Chile produce actualmente más de 160 toneladas diarias de este residuo, subproducto del refinamiento del mineral en las fundiciones. Hasta la entrada en vigencia de este decreto, la gestión de la escoria estaba limitada a su disposición final, generando pasivos ambientales de gran escala. La nueva regulación establece ahora un marco técnico que permite su aprovechamiento seguro, siempre que cumpla con estrictos estándares de estabilidad química, baja toxicidad por lixiviación y trazabilidad del material.
El respaldo científico para esta medida proviene de más de una década de estudios realizados por la Pontificia Universidad Católica de Valparaíso (PUCV), que lideró proyectos piloto exitosos como la pavimentación de pistas aéreas en Quintero y plazas en Catemu.
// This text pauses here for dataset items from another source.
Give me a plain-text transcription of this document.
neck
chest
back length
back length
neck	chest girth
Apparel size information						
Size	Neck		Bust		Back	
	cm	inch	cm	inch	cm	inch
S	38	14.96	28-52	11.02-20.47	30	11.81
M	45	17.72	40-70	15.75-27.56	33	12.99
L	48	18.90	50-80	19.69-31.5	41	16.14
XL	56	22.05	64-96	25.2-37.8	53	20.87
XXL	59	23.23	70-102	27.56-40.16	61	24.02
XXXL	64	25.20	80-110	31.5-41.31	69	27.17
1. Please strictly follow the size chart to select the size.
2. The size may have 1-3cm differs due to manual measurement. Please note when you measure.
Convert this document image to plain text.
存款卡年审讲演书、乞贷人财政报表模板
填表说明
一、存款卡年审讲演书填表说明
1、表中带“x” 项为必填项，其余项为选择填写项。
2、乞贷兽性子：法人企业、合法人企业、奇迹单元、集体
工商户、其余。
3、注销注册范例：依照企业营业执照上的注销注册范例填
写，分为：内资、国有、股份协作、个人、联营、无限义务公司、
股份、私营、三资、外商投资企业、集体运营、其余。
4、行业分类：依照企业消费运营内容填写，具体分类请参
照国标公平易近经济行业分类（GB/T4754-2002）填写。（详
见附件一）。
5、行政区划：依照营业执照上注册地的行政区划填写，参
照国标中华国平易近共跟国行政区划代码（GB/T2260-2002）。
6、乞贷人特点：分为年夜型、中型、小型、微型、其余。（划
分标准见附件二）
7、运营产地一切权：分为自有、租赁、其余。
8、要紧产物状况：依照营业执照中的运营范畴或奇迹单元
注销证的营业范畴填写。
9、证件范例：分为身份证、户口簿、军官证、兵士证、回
Ejecutivos de Codelco y Anglo American destacaron que este avance no solo reduce la presión ambiental de las faenas, sino que también ofrece beneficios concretos para los territorios donde operan, al proveer insumos de construcción de alta resistencia.
Tras este hito, la industria y la academia ya fijan su atención en el próximo desafío: los relaves mineros, que representan el mayor volumen de desechos del sector. Expertos señalan que, de contar con normativas similares basadas en evidencia técnica, Chile podría liderar la transformación de subproductos históricos en recursos productivos, avanzando hacia una minería moderna que logre mitigar sus emisiones y su impacto en el entorno natural. (NP-Gemini-La Tercera)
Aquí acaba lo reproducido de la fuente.